Publié le par 2012nouvelmorguemondial

Coup de gueule du journaliste Nicolas Beytout contre la nouvelle députée « En Marche » Sandrine Josso qui ne pourra pas venir à l’Assemblée Nationale avant jeudi ou vendredi parce qu’elle doit jouer au tennis.
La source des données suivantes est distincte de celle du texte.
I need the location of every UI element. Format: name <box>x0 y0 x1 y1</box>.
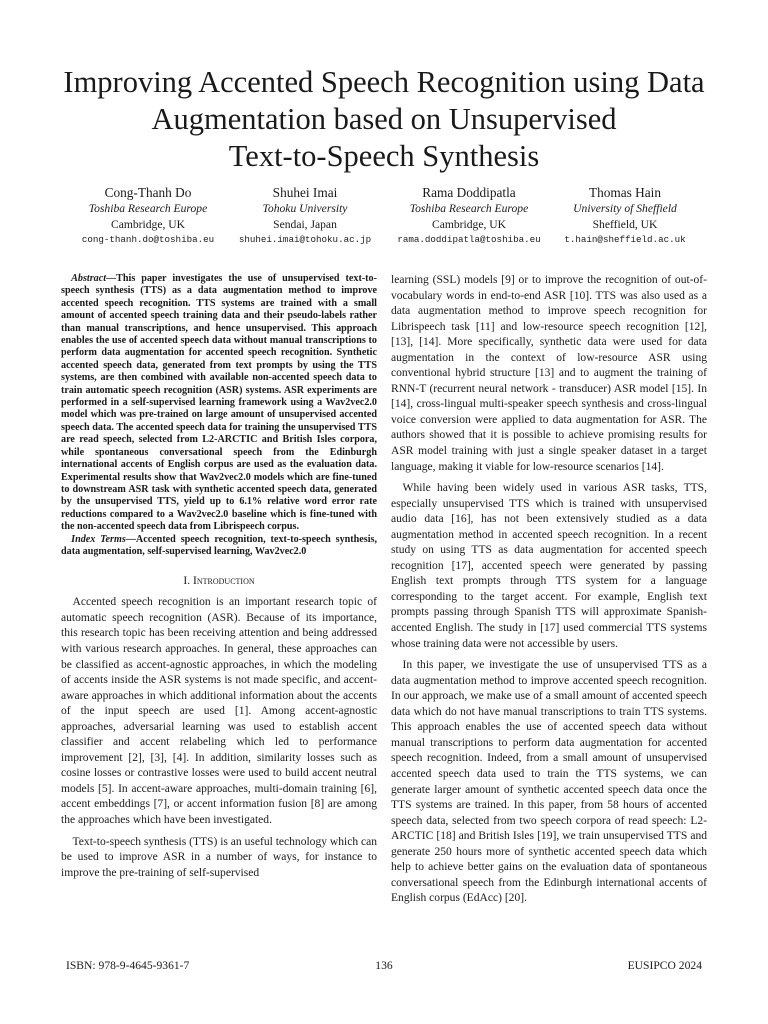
abstract-paragraph <box>61 273 377 534</box>
paragraph: While having been widely used in various ASR tasks, TTS, especially unsupervised TTS which is trained with unsupervised audio data [16], has not been extensively studied as a data augmentation method in accented speech recognition. In a recent study on using TTS as data augmentation for accented speech recognition [17], accented speech were generated by passing English text prompts through TTS system for a language corresponding to the target accent. For example, English text prompts passing through Spanish TTS will approximate Spanish-accented English. The study in [17] used commercial TTS systems whose training data were not accessible by users. <box>391 482 707 650</box>
index-terms-text: —Accented speech recognition, text-to-speech synthesis, data augmentation, self-supervised learning, Wav2vec2.0 <box>61 533 377 557</box>
author-name: Thomas Hain <box>588 185 661 200</box>
author-1 <box>58 184 238 248</box>
paper-title <box>40 64 728 175</box>
author-email: cong-thanh.do@toshiba.eu <box>81 234 215 245</box>
left-column <box>61 273 377 881</box>
author-affiliation: Tohoku University <box>262 202 348 215</box>
author-email: rama.doddipatla@toshiba.eu <box>397 234 541 245</box>
title-line-1: Improving Accented Speech Recognition using Data <box>63 65 705 99</box>
author-location: Sheffield, UK <box>592 217 658 231</box>
section-heading-introduction <box>61 574 377 588</box>
introduction-left <box>61 595 377 881</box>
index-terms <box>61 534 377 559</box>
author-location: Cambridge, UK <box>110 217 186 231</box>
author-affiliation: Toshiba Research Europe <box>409 202 529 215</box>
title-line-2: Augmentation based on Unsupervised <box>151 102 617 136</box>
author-affiliation: Toshiba Research Europe <box>88 202 208 215</box>
author-email: t.hain@sheffield.ac.uk <box>564 234 686 245</box>
author-name: Cong-Thanh Do <box>104 185 192 200</box>
paragraph: Text-to-speech synthesis (TTS) is an useful technology which can be used to improve ASR in a number of ways, for instance to improve the pre-training of self-supervised <box>61 835 378 879</box>
index-terms-label: Index Terms <box>71 533 126 545</box>
author-location: Cambridge, UK <box>431 217 507 231</box>
author-4 <box>535 184 715 248</box>
introduction-right <box>391 273 707 907</box>
right-column <box>391 273 707 907</box>
section-title: Introduction <box>193 574 255 588</box>
section-number: I. <box>183 574 191 588</box>
paragraph: In this paper, we investigate the use of unsupervised TTS as a data augmentation method to improve accented speech recognition. In our approach, we make use of a small amount of accented speech data which do not have manual transcriptions to train TTS systems. This approach enables the use of accented speech data without manual transcriptions to perform data augmentation for accented speech recognition. Indeed, from a small amount of unsupervised accented speech data used to train the TTS systems, we can generate larger amount of synthetic accented speech data once the TTS systems are trained. In this paper, from 58 hours of accented speech data, selected from two speech corpora of read speech: L2-ARCTIC [18] and British Isles [19], we train unsupervised TTS and generate 250 hours more of synthetic accented speech data which help to achieve better gains on the evaluation data of spontaneous conversational speech from the Edinburgh international accents of English corpus (EdAcc) [20]. <box>391 659 707 905</box>
footer-page-number: 136 <box>375 959 393 972</box>
author-affiliation: University of Sheffield <box>573 202 677 215</box>
author-2 <box>215 184 395 248</box>
abstract-label: Abstract <box>71 273 107 284</box>
author-name: Shuhei Imai <box>272 185 338 200</box>
footer-venue: EUSIPCO 2024 <box>627 959 702 972</box>
author-location: Sendai, Japan <box>273 217 337 231</box>
footer-isbn: ISBN: 978-9-4645-9361-7 <box>66 959 190 972</box>
abstract <box>61 273 377 558</box>
author-name: Rama Doddipatla <box>422 185 516 200</box>
title-line-3: Text-to-Speech Synthesis <box>228 139 540 173</box>
author-3 <box>379 184 559 248</box>
author-block <box>0 184 768 254</box>
author-email: shuhei.imai@tohoku.ac.jp <box>238 234 372 245</box>
paragraph: Accented speech recognition is an important research topic of automatic speech recognition (ASR). Because of its importance, this research topic has been receiving attention and being addressed with various research approaches. In general, these approaches can be classified as accent-agnostic approaches, in which the modeling of accents inside the ASR systems is not made specific, and accent-aware approaches in which additional information about the accents of the input speech are used [1]. Among accent-agnostic approaches, adversarial learning was used to establish accent classifier and accent relabeling which led to performance improvement [2], [3], [4]. In addition, similarity losses such as cosine losses or contrastive losses were used to build accent neutral models [5]. In accent-aware approaches, multi-domain training [6], accent embeddings [7], or accent information fusion [8] are among the approaches which have been investigated. <box>61 596 377 826</box>
abstract-text: —This paper investigates the use of unsupervised text-to-speech synthesis (TTS) as a data augmentation method to improve accented speech recognition. TTS systems are trained with a small amount of accented speech training data and their pseudo-labels rather than manual transcriptions, and hence unsupervised. This approach enables the use of accented speech data without manual transcriptions to perform data augmentation for accented speech recognition. Synthetic accented speech data, generated from text prompts by using the TTS systems, are then combined with available non-accented speech data to train automatic speech recognition (ASR) systems. ASR experiments are performed in a self-supervised learning framework using a Wav2vec2.0 model which was pre-trained on large amount of unsupervised accented speech data. The accented speech data for training the unsupervised TTS are read speech, selected from L2-ARCTIC and British Isles corpora, while spontaneous conversational speech from the Edinburgh international accents of English corpus are used as the evaluation data. Experimental results show that Wav2vec2.0 models which are fine-tuned to downstream ASR task with synthetic accented speech data, generated by the unsupervised TTS, yield up to 6.1% relative word error rate reductions compared to a Wav2vec2.0 baseline which is fine-tuned with the non-accented speech data from Librispeech corpus. <box>61 273 377 533</box>
paragraph: learning (SSL) models [9] or to improve the recognition of out-of-vocabulary words in end-to-end ASR [10]. TTS was also used as a data augmentation method to improve speech recognition for Librispeech task [11] and low-resource speech recognition [12], [13], [14]. More specifically, synthetic data were used for data augmentation in the context of low-resource ASR using conventional hybrid structure [13] and to augment the training of RNN-T (recurrent neural network - transducer) ASR model [15]. In [14], cross-lingual multi-speaker speech synthesis and cross-lingual voice conversion were applied to data augmentation for ASR. The authors showed that it is possible to achieve promising results for ASR model training with just a single speaker dataset in a target language, making it viable for low-resource scenarios [14]. <box>391 274 707 473</box>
– LCI, 20 juin 2017, 17h50
Elle ne peut pas, elle a tennis. La centriste Sandrine Josso, élue dimanche députée de la République En Marche de la 7e circonscription de Loire-Atlantique, a déclaré qu'elle allait décaler son arrivée à l'Assemblée nationale pour faire un peu de sport, et certains électeurs ont vu rouge.
 

Cette diététicienne-nutritionniste de 41 ans ne découvrira l'hémicycle que jeudi ou vendredi et non ce mercredi 21 juin, au lendemain du passage mouvementé de Jean-Luc Mélenchon, car elle va "être avec (ses) enfants et et faire un peu de tennis avec eux", a-t-elle annoncé dans les colonnes de Ouest-France.

 
 

Il n'en fallait pas plus pour agacer certains internautes et certains journalistes qui reprochent à Sandrine Josso de choisir ses loisirs avant son nouveau devoir de députée.

 

Sandrine Josso a rétorqué à 20 Minutes, que les élus pouvant arriver à l'Assemblée jusqu'à la fin de la semaine, elle comptait profiter de ses enfants qu'elle "n'a pas vus pendant toute la campagne". "Dire (qu'elle) ne sera pas à l'Assemblée les autres mercredis, c'est de la malhonnêteté intellectuelle", assure-t-elle.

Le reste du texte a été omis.